Filed under: Uncategorized — clarelspark @ 4:24 pm

political-correctness-is-cultural-marxism-men-s-t-shirt Nonconformist society[/The Enemy]

I have read three books since wrote my last blog. They are Kent Clizbe’s WILLING ACCOMPLICES(1988), Lindsay Chaney’s and Michael Cieply’s THE HEARSTS (1981), and Robert Gottlieb’s and Irene Wolt’s THINKING BIG (1977). Each book has a lengthy subtitle: the Clizbe’s How KGB Covert Influence Agents Created Political Correctness, Obama’s Hate-America-First Political Platform, and Destroyed America; Chaney’s and Cieply’s Family-Empire The Later Years; and Gottlieb’s and Wolt’s The Story of the LOS ANGELES TIMES Its Publishers and Their Influence on Southern California.
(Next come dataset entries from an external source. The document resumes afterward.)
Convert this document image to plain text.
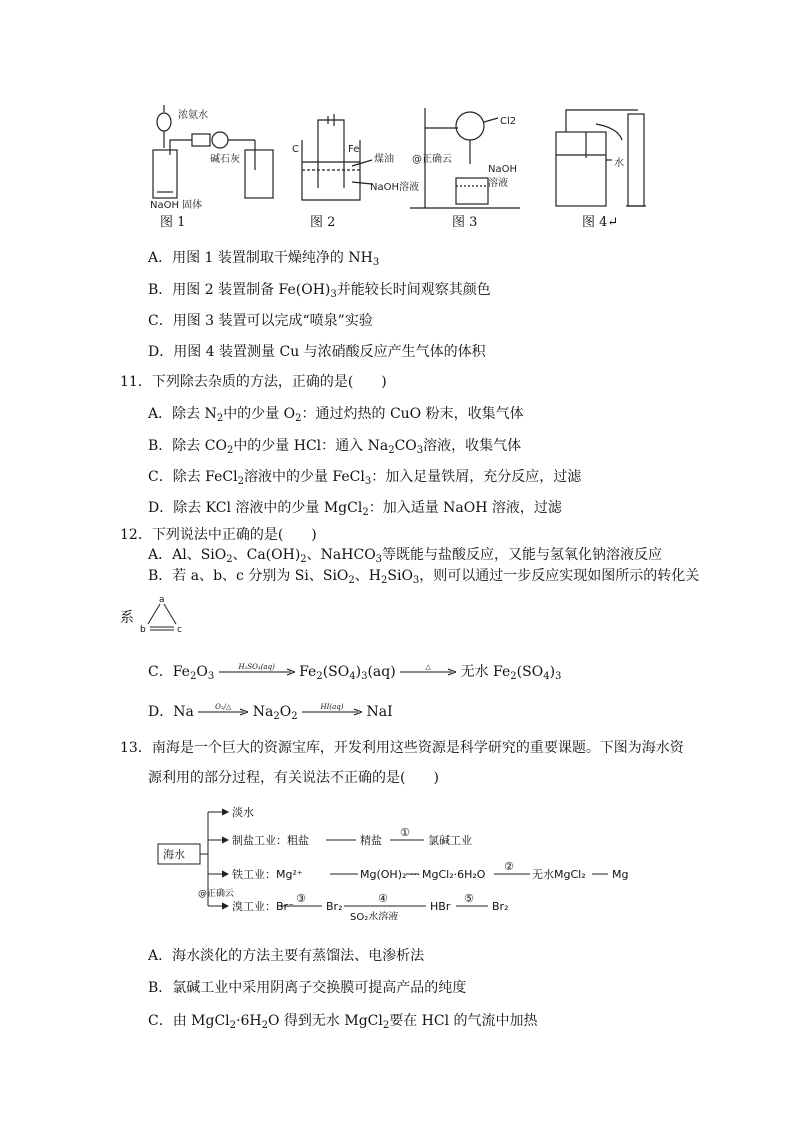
浓氨水
碱石灰
NaOH 固体
C	Fe
煤油
NaOH溶液
Cl2
@正确云
NaOH
溶液
水
图 1	图 2	图 3	图 4↵
A．用图 1 装置制取干燥纯净的 $NH_3$
B．用图 2 装置制备 $Fe(OH)_3$并能较长时间观察其颜色
C．用图 3 装置可以完成“喷泉”实验
D．用图 4 装置测量 Cu 与浓硝酸反应产生气体的体积
11．下列除去杂质的方法，正确的是(　　)
A．除去 $N_2$中的少量 $O_2$：通过灼热的 CuO 粉末，收集气体
B．除去 $CO_2$中的少量 HCl：通入 $Na_2CO_3$溶液，收集气体
C．除去 FeCl$_2$溶液中的少量 FeCl$_3$：加入足量铁屑，充分反应，过滤
D．除去 KCl 溶液中的少量 MgCl$_2$：加入适量 NaOH 溶液，过滤
12．下列说法中正确的是(　　)
A．Al、SiO$_2$、$Ca(OH)_2$、NaHCO$_3$等既能与盐酸反应，又能与氢氧化钠溶液反应
B．若 a、b、c 分别为 Si、SiO$_2$、$H_2SiO_3$，则可以通过一步反应实现如图所示的转化关
系
a
b	c
C．$Fe_2O_3$
H₂SO₄(aq)	$Fe_2(SO_4)_3(aq)$	△	无水 $Fe_2(SO_4)_3$
D．Na	O₂/△	$Na_2O_2$
HI(aq)	NaI
13．南海是一个巨大的资源宝库，开发利用这些资源是科学研究的重要课题。下图为海水资
源利用的部分过程，有关说法不正确的是(　　)
海水
淡水
制盐工业：粗盐	精盐
①
氯碱工业
铁工业：Mg²⁺	Mg(OH)₂ ··· MgCl₂·6H₂O
②
无水MgCl₂ Mg
@正确云
溴工业：Br⁻
③
Br₂
④
SO₂水溶液
HBr
⑤
Br₂
A．海水淡化的方法主要有蒸馏法、电渗析法
B．氯碱工业中采用阴离子交换膜可提高产品的纯度
C．由 $MgCl_2\cdot 6H_2O$ 得到无水 MgCl$_2$要在 HCl 的气流中加热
I think that the first two books (revealing the anticommunism of the government or the publishers) were sent to me, and the third (pro-lefty book) given to me while at Pacifica Radio by Marc Cooper.

The Clizbe book did not show the origins of PC, though I expected it and was disappointed, but it did dwell upon George S. Counts, educator, Walter Duranty, and Dorothy Parker (a likely suspect); it was also antisemitic, supported “traditionalism,” but ignored Marx, Progessivism, abd the Depression of the 1930s, and failed to explain how political correctness “destroyed America.”
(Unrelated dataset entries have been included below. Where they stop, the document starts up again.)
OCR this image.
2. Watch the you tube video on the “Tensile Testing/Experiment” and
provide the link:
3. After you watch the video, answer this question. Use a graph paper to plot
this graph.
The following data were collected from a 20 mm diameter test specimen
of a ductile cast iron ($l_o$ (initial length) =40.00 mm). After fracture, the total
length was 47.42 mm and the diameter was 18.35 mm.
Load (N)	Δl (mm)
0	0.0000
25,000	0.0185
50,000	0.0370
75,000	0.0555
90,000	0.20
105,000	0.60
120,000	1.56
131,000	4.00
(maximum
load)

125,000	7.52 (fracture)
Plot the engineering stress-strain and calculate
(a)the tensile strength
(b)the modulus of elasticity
The Hearsts book, on its way to destroy the veracity of “Citizen Kane,”(did there was no Rosebud: the William Randolph Hearst parents were wealthy entrepreneurs, and there was a long-suffering first wife Phoebe Hearst, and the sort-of Marion Davies character, though somewhat disreputable, was well rewarded for her services)did succeed in establishing the anticommunist credentials of the five Hearst sons, along with its publications some of which persist today. It also gives lots of details of the Patty Hearst kidnapping.

The mammoth story of the LA TIMES (now acceptable to Democrats, though originally right-wing) is strongly pro-union, and includes many storied accounts of the growth of Southern California: its spectacular growth, its automobile culture, its water problems, and the condition of its black and brown inhabitants.

The book aroused my semi-latent socialist sentiments although I have moved to the Right since I was a KPFK-program-director in the early 1980s.